È un Cristo agonizzante sulla croce, ma non sul Calvario bensì in un bosco di betulle. È splendido quel giardino. Circondato da altrettanto splendido giardino di oleandri delle pareti laterali opera di Stefano Arienti. Quegli alberi che si stagliano con i loro tronchi bianchi danno un senso di primavera e di purezza unici. La primavera stagione che si sta prepotentemente affacciando in questi giorni di marzo e che forse, presi dalla paura del contagio, rischiamo di non riuscire a vedere. La Croce di Mastrovito è piantata li in mezzo a quel bosco di betulle, nei giardini delle nostre belle case.
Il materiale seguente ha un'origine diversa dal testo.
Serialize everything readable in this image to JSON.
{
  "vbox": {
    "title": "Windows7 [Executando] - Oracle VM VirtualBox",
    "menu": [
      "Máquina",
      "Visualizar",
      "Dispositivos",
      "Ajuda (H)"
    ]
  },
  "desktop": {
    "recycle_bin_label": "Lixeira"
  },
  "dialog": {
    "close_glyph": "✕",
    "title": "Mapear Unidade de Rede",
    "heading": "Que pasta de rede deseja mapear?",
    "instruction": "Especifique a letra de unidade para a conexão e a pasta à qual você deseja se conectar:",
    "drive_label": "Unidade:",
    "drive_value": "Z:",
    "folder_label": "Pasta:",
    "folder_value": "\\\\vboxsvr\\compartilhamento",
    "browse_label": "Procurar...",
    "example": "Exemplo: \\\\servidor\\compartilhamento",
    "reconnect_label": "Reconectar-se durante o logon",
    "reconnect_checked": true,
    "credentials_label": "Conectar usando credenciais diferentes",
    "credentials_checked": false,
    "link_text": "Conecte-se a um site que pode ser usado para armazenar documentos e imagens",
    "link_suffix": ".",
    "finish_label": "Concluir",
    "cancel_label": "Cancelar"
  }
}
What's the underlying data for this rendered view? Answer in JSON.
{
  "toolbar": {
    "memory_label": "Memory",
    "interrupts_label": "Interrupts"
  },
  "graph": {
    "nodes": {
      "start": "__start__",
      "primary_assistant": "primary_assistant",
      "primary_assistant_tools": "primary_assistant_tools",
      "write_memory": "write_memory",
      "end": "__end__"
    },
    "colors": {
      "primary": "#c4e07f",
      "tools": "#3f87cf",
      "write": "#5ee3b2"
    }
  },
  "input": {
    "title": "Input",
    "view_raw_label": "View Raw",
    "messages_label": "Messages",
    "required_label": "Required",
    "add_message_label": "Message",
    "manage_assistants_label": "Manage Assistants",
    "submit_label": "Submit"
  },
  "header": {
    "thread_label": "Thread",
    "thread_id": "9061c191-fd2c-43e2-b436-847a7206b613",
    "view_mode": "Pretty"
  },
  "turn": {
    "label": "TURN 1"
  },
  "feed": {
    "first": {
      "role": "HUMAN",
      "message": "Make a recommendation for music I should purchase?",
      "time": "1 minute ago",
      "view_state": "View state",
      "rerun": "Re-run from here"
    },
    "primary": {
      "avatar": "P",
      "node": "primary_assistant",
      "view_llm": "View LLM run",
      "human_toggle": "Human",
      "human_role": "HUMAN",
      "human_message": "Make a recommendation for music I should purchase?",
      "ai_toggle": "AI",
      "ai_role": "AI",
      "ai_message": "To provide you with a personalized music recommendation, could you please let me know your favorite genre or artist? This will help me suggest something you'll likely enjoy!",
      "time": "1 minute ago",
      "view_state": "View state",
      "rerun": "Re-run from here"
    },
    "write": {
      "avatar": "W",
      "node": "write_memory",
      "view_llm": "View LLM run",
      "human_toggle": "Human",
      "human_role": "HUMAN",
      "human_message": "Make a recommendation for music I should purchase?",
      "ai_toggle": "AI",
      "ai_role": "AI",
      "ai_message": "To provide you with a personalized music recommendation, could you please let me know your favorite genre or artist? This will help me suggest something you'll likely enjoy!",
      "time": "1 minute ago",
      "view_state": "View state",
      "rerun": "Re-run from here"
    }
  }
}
Nel silenzio spettrale di queste notti, solcato dall’urlo delle sirene delle ambulanze, la Pasqua ci sembra così lontana, eppure sarà solo fra tre giorni, ma ci sembra una eternità.

don Gianluca Gaiardi
incaricato diocesano per i Beni culturali




Intorno all’opera/2 – Mani che lavorano

Davide Tolasi, artista contemporaneo, originario della nostra diocesi, ha da poco terminato una interessante installazione su un muro di recinzione di una piccola fabbrichetta nella zona industriale del suo paese d’origine, in occasione di una biennale “casalinga” con più di 100 giovani artisti. Racconta di mani che lavorano, un filo rosso le lega tutte insieme. Gli antichi mestieri: dal fabbro alla sarta, dal panettiere al falegname.

Quei vecchi lavori e le mani callose di anziane persone, gli uomini e le donne tra i più colpiti da questa pandemia. Il rischio è questo, come ci racconta il sindaco di Bergamo Giorgio Gori, quello di perdere un’intera generazione, quella della memoria. Piace sapere che un giovane artista contemporaneo abbia saputo raccogliere questa sapienza, per trasmetterla alle nuove generazioni, prima che scompaia. Nell’era dei social, dove le mani scorrono veloci sfiorando schermi digitali, queste operazioni illustrano un mondo che del passato conserva i manufatti più pregiati insieme a: profumi, rumori.